Janie took my observation about mixed messages as a compliment  – which, in retrospect, it was. I really felt that the sight of her nude would render any subsequent act confusing to those of us performing the act as well as the media and any onlookers.

She finally did one of her partial backtracks. Her version of backtracking here was to admit there might be a problem with exposed femininity – meaning the lower, more private extremities. But she still wanted to hold the action with her shirt off. That was good enough for the moment.

“An implosion is a beautiful thing,” Janie finally said. “Have you ever seen someone battering a large, chunky vacuum tube? My brother Eddie threw a TV out our third story window one time. We watched it crash onto the driveway and the screen fractured into a spider web pattern. The sound of an implosion is like the sound a cow makes when it’s clubbed before butchering.

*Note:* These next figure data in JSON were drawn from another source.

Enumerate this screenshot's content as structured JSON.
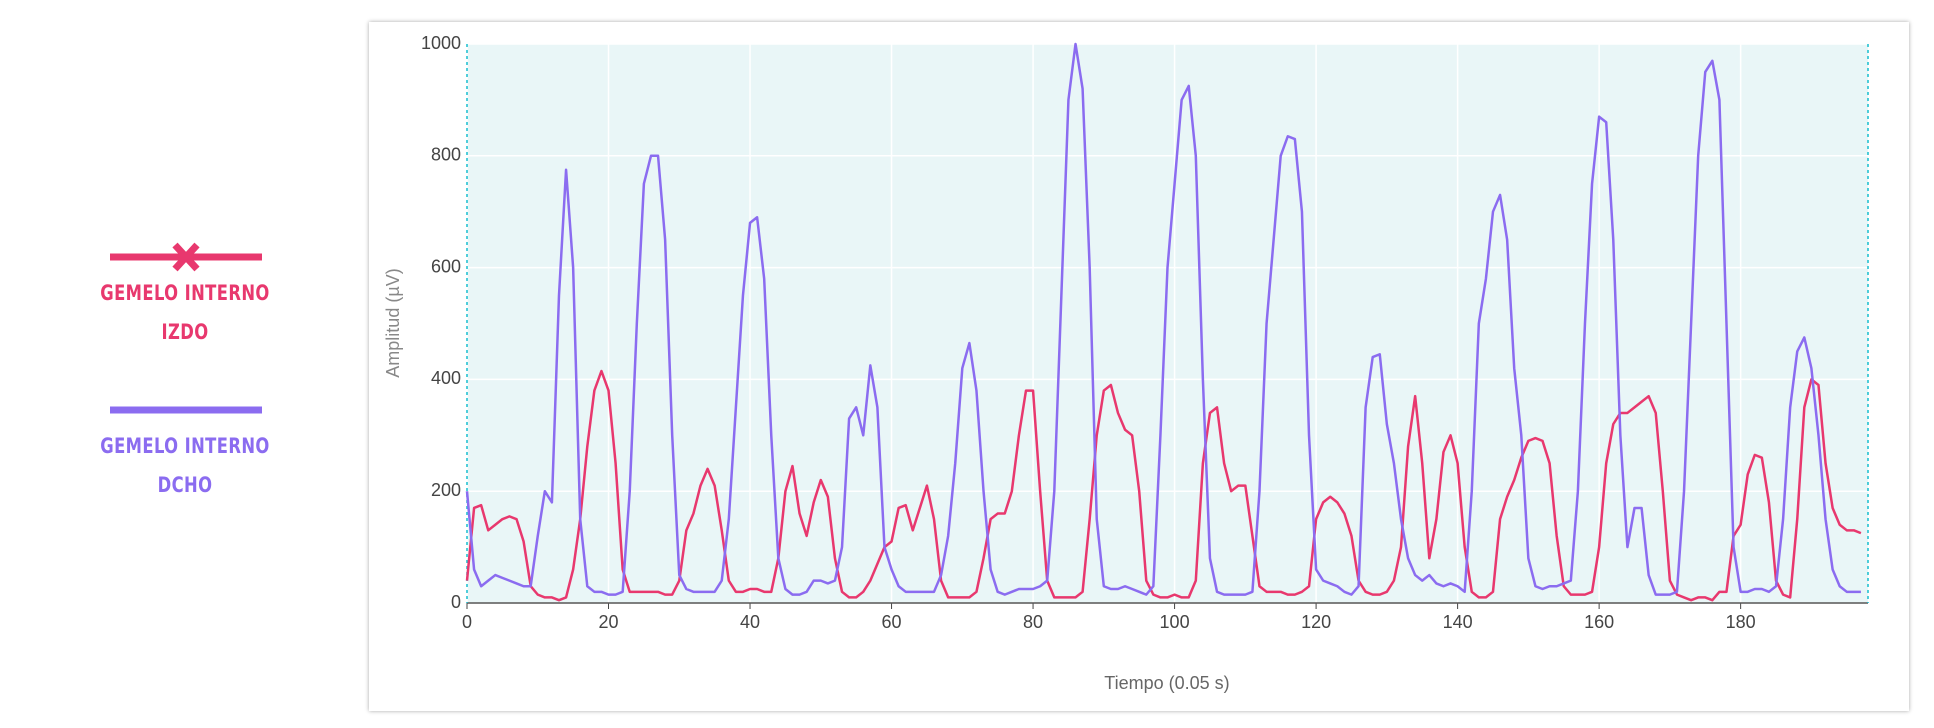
{
  "chart_data": {
    "type": "line",
    "x_label": "Tiempo (0.05 s)",
    "y_label": "Amplitud (µV)",
    "x": [
      0,
      1,
      2,
      3,
      4,
      5,
      6,
      7,
      8,
      9,
      10,
      11,
      12,
      13,
      14,
      15,
      16,
      17,
      18,
      19,
      20,
      21,
      22,
      23,
      24,
      25,
      26,
      27,
      28,
      29,
      30,
      31,
      32,
      33,
      34,
      35,
      36,
      37,
      38,
      39,
      40,
      41,
      42,
      43,
      44,
      45,
      46,
      47,
      48,
      49,
      50,
      51,
      52,
      53,
      54,
      55,
      56,
      57,
      58,
      59,
      60,
      61,
      62,
      63,
      64,
      65,
      66,
      67,
      68,
      69,
      70,
      71,
      72,
      73,
      74,
      75,
      76,
      77,
      78,
      79,
      80,
      81,
      82,
      83,
      84,
      85,
      86,
      87,
      88,
      89,
      90,
      91,
      92,
      93,
      94,
      95,
      96,
      97,
      98,
      99,
      100,
      101,
      102,
      103,
      104,
      105,
      106,
      107,
      108,
      109,
      110,
      111,
      112,
      113,
      114,
      115,
      116,
      117,
      118,
      119,
      120,
      121,
      122,
      123,
      124,
      125,
      126,
      127,
      128,
      129,
      130,
      131,
      132,
      133,
      134,
      135,
      136,
      137,
      138,
      139,
      140,
      141,
      142,
      143,
      144,
      145,
      146,
      147,
      148,
      149,
      150,
      151,
      152,
      153,
      154,
      155,
      156,
      157,
      158,
      159,
      160,
      161,
      162,
      163,
      164,
      165,
      166,
      167,
      168,
      169,
      170,
      171,
      172,
      173,
      174,
      175,
      176,
      177,
      178,
      179,
      180,
      181,
      182,
      183,
      184,
      185,
      186,
      187,
      188,
      189,
      190,
      191,
      192,
      193,
      194,
      195,
      196,
      197
    ],
    "series": [
      {
        "name": "GEMELO INTERNO IZDO",
        "color": "#e8386e",
        "hidden_marker": true,
        "values": [
          40,
          170,
          175,
          130,
          140,
          150,
          155,
          150,
          110,
          30,
          15,
          10,
          10,
          5,
          10,
          60,
          150,
          280,
          380,
          415,
          380,
          250,
          60,
          20,
          20,
          20,
          20,
          20,
          15,
          15,
          40,
          130,
          160,
          210,
          240,
          210,
          130,
          40,
          20,
          20,
          25,
          25,
          20,
          20,
          80,
          200,
          245,
          160,
          120,
          180,
          220,
          190,
          80,
          20,
          10,
          10,
          20,
          40,
          70,
          100,
          110,
          170,
          175,
          130,
          170,
          210,
          150,
          40,
          10,
          10,
          10,
          10,
          20,
          80,
          150,
          160,
          160,
          200,
          300,
          380,
          380,
          200,
          40,
          10,
          10,
          10,
          10,
          20,
          150,
          300,
          380,
          390,
          340,
          310,
          300,
          200,
          40,
          15,
          10,
          10,
          15,
          10,
          10,
          40,
          250,
          340,
          350,
          250,
          200,
          210,
          210,
          120,
          30,
          20,
          20,
          20,
          15,
          15,
          20,
          30,
          150,
          180,
          190,
          180,
          160,
          120,
          40,
          20,
          15,
          15,
          20,
          40,
          100,
          280,
          370,
          250,
          80,
          150,
          270,
          300,
          250,
          100,
          20,
          10,
          10,
          20,
          150,
          190,
          220,
          260,
          290,
          295,
          290,
          250,
          120,
          30,
          15,
          15,
          15,
          20,
          100,
          250,
          320,
          340,
          340,
          350,
          360,
          370,
          340,
          200,
          40,
          15,
          10,
          5,
          10,
          10,
          5,
          20,
          20,
          120,
          140,
          230,
          265,
          260,
          180,
          40,
          15,
          10,
          150,
          350,
          400,
          390,
          250,
          170,
          140,
          130,
          130,
          125
        ]
      },
      {
        "name": "GEMELO INTERNO DCHO",
        "color": "#8b6cf0",
        "values": [
          200,
          60,
          30,
          40,
          50,
          45,
          40,
          35,
          30,
          30,
          120,
          200,
          180,
          550,
          775,
          600,
          150,
          30,
          20,
          20,
          15,
          15,
          20,
          200,
          500,
          750,
          800,
          800,
          650,
          300,
          50,
          25,
          20,
          20,
          20,
          20,
          40,
          150,
          350,
          550,
          680,
          690,
          580,
          300,
          80,
          25,
          15,
          15,
          20,
          40,
          40,
          35,
          40,
          100,
          330,
          350,
          300,
          425,
          350,
          100,
          60,
          30,
          20,
          20,
          20,
          20,
          20,
          50,
          120,
          250,
          420,
          465,
          380,
          200,
          60,
          20,
          15,
          20,
          25,
          25,
          25,
          30,
          40,
          200,
          550,
          900,
          1000,
          920,
          600,
          150,
          30,
          25,
          25,
          30,
          25,
          20,
          15,
          30,
          300,
          600,
          750,
          900,
          925,
          800,
          400,
          80,
          20,
          15,
          15,
          15,
          15,
          20,
          200,
          500,
          650,
          800,
          835,
          830,
          700,
          300,
          60,
          40,
          35,
          30,
          20,
          15,
          30,
          350,
          440,
          445,
          320,
          250,
          150,
          80,
          50,
          40,
          50,
          35,
          30,
          35,
          30,
          20,
          200,
          500,
          580,
          700,
          730,
          650,
          420,
          300,
          80,
          30,
          25,
          30,
          30,
          35,
          40,
          200,
          500,
          750,
          870,
          860,
          650,
          300,
          100,
          170,
          170,
          50,
          15,
          15,
          15,
          20,
          200,
          500,
          800,
          950,
          970,
          900,
          500,
          100,
          20,
          20,
          25,
          25,
          20,
          30,
          150,
          350,
          450,
          475,
          420,
          300,
          150,
          60,
          30,
          20,
          20,
          20
        ]
      }
    ],
    "xlim": [
      0,
      198
    ],
    "ylim": [
      0,
      1000
    ],
    "xticks": [
      0,
      20,
      40,
      60,
      80,
      100,
      120,
      140,
      160,
      180
    ],
    "yticks": [
      0,
      200,
      400,
      600,
      800,
      1000
    ],
    "grid": true
  }
}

Janie was beyond turning back. No one said a thing as the implications of her unswerving will settled in. We were listening to Talking Heads’ “Psycho Killer.” You start a conversation. You can’t even finish it. You’re talking a lot. But you’re not saying anything. When I have nothing to say, my lips are sealed. Say something once. Why say it again?

“If a TV’s plugged in, it can be dangerous can’t it?” I asked. “I mean, smashing it?”

Janie liked me most of the guys in the house because I had no problem when she openly directed her disdain at me.

“A cathode-ray tube is vacuum-pumped with as much as 10,000 pounds of pressure,” she told us. “Electrical engineers respect the shit out of them. Living rooms throughout America are equipped with a one point five cubic foot vacuum that can blow the heads off of every member of the family.

“The tube is usually composed of leaded glass more than two inches thick at its face. Sometimes when they break they explode in shards the size of a baby’s hand. Sometimes they suck in, and if the back of the tube isn’t well-made, the glass shoots backwards down the neck where the whole unit is hooked into the phosphor gun. You get a purple-blue explosion as the glass passes through the charged capacitor and soft metal anode contacts.”

She went on to tell us that because of the many ways TVs are manufactured, tube implosions are totally unpredictable. To do it right, you needed to stand above the things while you swung your hammer.